Po kosmetyce toru trener Stali za Jasińskiego posłał pod taśmę Woźniaka, który z Vaculikiem pokonali 5:1 Drabika i Worynę. Potem komplet punktów dopisali do swojego dorobku goście po tym, jak Madsen i Miśkowiak nie dali szans Pollestadowi i Stojanowskiemu.

W siódmym biegu to Woźniak z Fajferem wygrali 5:1 z Mikkelsenem i Halkiewiczem. Gospodarze przegrywali, ale ponownie tylko dwoma punktami (20:22). Potem częstochowianie po raz trzeci zainkasowali komplet - wygrał Drabik przed Woryną, a punkt zdobył Pollestad.

W następnym starcie upadek na pierwszej prostej miał Szymon Woźniak. Sędzia wykluczył go za przerwanie biegu. W powtórce osamotniony Fajfer urwał rywalom dwa punkty. Włókniarz wygrał 4:2 i prowadził w meczu 31:23.

W 10. biegu Fajer wystąpił w ramach taktycznej za Jasińskiego i zajął trzecie miejsce. Zwyciężył Vaculik przed Michelsenem, a ostatni był Kupiec. Stal wygrała 4:2. Kolejny bieg także zakończył się zwycięstwem miejscowych 4:2 - triumfował Vaculik jadący z rezerwy za Jasińskiego. Drugi był Madsen, a trzeci Woźniak. Bez punktu zakończył ściganie Drabik.

Następna gonitwa zakończyła się remisem, a na koniec części zasadniczej, w 13. wyścigu Włókniarz wygrał 5:1 i przed biegami nominowanymi prowadził 43:35. Ten wynik oznaczał, że Stal mogła już tylko doprowadzić do remisu w tym spotkaniu.

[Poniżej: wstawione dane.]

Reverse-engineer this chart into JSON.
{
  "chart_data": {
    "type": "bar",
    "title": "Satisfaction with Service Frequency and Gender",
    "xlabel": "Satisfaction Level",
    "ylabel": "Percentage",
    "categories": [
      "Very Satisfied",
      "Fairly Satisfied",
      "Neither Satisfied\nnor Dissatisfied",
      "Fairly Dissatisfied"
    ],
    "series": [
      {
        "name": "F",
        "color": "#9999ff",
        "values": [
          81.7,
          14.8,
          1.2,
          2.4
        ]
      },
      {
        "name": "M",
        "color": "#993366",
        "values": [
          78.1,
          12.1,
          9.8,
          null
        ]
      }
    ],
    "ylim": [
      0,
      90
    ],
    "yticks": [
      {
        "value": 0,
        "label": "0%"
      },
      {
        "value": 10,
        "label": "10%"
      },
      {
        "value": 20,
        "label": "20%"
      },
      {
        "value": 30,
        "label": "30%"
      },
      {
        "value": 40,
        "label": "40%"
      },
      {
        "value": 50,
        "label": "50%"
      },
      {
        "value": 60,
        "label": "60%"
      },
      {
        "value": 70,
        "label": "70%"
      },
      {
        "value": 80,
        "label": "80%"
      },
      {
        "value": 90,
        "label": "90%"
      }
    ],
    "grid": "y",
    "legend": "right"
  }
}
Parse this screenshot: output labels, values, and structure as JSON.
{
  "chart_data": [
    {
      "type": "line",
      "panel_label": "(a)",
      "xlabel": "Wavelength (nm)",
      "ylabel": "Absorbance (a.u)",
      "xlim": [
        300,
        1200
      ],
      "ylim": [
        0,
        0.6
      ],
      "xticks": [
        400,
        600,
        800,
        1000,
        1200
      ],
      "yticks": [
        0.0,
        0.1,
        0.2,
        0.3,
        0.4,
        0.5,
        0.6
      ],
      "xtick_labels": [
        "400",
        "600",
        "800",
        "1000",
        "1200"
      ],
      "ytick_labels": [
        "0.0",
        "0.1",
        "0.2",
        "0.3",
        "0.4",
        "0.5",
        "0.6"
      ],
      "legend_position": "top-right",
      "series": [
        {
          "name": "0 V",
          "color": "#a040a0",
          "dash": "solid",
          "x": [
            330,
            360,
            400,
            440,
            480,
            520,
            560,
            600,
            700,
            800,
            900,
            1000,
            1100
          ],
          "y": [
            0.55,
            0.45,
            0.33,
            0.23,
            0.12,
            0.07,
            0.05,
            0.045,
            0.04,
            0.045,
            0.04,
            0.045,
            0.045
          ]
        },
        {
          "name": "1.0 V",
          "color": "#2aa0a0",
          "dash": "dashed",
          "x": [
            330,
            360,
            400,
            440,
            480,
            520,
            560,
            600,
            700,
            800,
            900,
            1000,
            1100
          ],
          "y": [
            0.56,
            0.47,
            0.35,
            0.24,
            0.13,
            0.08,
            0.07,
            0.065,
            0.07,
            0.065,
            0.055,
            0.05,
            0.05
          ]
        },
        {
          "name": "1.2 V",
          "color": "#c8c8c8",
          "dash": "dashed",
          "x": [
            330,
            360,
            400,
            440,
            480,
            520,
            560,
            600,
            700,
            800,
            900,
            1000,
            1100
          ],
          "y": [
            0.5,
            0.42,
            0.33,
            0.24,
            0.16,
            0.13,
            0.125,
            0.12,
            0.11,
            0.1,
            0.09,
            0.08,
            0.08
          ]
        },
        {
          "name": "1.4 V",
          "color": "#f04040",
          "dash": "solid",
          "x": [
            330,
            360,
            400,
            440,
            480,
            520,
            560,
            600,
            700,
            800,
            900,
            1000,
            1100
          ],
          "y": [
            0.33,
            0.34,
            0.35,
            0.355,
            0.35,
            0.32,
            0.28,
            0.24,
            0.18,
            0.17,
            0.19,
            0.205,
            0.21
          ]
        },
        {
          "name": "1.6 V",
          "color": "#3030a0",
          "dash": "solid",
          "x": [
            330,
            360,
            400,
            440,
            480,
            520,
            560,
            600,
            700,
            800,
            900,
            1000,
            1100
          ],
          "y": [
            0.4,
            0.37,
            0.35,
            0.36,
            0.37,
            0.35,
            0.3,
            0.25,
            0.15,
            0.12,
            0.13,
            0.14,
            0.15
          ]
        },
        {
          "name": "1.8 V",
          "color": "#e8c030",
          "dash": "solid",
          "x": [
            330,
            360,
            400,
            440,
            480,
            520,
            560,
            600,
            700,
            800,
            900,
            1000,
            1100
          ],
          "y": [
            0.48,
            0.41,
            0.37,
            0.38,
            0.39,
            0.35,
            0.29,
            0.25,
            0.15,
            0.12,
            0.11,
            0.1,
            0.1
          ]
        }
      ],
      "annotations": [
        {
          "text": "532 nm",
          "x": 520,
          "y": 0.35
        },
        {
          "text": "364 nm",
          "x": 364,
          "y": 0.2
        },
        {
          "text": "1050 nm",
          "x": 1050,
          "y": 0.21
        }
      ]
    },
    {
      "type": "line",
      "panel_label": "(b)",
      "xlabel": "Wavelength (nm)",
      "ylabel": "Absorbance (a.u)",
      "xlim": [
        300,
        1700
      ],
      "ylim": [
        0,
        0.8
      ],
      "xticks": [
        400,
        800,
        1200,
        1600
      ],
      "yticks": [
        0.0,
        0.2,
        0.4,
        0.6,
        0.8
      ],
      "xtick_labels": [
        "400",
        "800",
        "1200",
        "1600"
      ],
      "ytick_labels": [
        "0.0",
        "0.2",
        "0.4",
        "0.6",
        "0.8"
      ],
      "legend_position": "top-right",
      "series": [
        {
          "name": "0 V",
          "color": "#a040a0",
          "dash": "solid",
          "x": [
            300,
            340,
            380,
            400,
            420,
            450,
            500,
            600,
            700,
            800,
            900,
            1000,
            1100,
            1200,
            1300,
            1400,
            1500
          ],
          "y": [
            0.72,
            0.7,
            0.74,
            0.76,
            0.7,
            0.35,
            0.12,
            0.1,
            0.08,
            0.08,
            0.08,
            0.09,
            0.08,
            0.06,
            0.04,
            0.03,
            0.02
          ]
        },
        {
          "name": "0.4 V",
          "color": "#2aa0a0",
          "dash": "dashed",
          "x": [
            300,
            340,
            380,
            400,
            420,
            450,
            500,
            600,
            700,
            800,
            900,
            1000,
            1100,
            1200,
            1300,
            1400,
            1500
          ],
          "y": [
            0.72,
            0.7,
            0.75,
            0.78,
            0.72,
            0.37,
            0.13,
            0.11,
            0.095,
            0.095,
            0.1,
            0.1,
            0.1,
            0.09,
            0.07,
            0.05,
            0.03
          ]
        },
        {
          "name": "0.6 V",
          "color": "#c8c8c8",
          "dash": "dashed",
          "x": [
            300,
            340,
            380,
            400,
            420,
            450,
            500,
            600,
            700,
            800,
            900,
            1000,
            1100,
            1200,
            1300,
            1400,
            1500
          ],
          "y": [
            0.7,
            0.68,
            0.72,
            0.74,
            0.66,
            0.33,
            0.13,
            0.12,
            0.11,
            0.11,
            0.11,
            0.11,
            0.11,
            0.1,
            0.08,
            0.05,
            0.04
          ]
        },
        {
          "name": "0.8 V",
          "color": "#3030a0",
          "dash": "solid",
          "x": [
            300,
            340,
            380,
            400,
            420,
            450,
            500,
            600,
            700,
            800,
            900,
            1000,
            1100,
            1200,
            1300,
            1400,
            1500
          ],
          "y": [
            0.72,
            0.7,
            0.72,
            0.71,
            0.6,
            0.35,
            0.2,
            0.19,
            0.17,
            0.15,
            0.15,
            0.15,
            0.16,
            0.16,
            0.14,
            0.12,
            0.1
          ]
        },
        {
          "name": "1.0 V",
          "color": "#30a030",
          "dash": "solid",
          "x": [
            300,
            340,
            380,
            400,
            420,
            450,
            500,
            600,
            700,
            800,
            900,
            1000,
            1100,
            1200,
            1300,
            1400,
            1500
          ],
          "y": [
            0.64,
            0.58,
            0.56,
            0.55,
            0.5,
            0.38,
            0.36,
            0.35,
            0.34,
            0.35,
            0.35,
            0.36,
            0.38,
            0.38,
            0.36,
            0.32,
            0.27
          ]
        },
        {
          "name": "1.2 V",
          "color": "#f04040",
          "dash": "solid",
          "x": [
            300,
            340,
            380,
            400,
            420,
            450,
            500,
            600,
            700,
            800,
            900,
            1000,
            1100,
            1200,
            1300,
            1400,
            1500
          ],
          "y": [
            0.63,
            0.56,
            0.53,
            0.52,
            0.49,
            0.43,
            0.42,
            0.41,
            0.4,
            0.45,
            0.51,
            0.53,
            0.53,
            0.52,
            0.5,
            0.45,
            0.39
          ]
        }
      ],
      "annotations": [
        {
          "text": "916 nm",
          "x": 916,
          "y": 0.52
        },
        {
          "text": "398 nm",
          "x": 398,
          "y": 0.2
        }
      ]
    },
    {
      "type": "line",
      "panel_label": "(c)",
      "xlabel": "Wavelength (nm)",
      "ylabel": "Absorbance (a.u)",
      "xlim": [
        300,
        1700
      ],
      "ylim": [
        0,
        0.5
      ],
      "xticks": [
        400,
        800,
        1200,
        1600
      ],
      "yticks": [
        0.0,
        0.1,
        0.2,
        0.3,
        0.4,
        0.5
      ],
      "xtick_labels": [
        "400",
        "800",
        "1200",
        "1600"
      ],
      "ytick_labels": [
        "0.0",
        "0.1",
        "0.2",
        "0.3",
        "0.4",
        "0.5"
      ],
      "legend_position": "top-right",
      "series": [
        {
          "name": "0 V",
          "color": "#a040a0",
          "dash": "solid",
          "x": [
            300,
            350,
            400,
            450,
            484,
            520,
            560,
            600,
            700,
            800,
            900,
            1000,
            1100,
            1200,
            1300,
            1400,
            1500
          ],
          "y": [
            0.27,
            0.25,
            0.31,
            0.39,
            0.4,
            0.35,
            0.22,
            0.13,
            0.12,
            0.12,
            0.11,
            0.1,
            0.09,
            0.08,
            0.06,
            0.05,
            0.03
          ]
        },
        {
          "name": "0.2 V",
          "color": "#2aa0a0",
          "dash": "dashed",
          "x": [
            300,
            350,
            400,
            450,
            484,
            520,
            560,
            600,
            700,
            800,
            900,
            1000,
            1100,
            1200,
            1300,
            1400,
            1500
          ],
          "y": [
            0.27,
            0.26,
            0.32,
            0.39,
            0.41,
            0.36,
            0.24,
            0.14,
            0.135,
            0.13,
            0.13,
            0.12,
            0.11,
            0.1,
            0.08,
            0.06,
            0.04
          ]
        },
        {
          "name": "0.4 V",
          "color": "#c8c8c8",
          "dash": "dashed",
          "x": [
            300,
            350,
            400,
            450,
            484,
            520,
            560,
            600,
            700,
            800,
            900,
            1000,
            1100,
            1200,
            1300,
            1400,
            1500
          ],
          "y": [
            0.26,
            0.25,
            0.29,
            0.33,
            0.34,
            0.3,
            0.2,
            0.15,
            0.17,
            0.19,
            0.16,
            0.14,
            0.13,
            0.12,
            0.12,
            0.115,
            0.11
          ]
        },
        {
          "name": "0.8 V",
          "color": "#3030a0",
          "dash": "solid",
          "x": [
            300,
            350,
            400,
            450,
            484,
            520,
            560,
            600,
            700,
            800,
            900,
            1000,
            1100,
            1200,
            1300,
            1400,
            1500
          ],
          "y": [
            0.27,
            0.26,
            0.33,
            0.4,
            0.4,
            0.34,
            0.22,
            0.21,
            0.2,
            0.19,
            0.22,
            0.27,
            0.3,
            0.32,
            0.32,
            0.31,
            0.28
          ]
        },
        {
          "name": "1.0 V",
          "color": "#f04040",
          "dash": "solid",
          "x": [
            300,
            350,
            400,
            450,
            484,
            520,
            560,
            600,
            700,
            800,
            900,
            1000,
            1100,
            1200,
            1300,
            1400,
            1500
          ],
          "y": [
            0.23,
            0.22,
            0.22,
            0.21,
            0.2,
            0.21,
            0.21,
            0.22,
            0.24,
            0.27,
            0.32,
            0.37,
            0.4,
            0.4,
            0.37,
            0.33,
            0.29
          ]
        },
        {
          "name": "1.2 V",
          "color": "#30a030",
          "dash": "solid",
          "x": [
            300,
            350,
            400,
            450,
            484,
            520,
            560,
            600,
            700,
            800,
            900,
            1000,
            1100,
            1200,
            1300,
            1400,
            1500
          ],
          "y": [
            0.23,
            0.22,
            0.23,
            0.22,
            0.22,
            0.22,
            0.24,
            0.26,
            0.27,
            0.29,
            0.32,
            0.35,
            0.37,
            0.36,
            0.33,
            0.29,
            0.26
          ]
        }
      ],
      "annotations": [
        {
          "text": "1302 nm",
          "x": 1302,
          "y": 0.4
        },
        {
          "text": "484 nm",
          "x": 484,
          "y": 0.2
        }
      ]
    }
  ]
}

W 14. wyścigu Woryna z Michelsenem pokonali jednak 4:2 Fajfera oraz Pollestada i Włókniarz mógł świętować meczową wygraną w Gorzowie.

Ostatnie słowo należało do gospodarzy. 15. bieg wygrał Vaculik, drugi był Madsen, a za nim do mety dojechali Woźniak i Miśkowiak. Stal wygrała 4:2, a cały mecz przegrała 41:49.

Osłabiona brakiem Thomsena ekipa z Gorzowa Wlkp. walczyła, ale bardziej wyrównany skład Włókniarza okazał się kluczem do jego wygranej. Mecz rewanżowy w Częstochowie 20 sierpnia o godz. 19.15.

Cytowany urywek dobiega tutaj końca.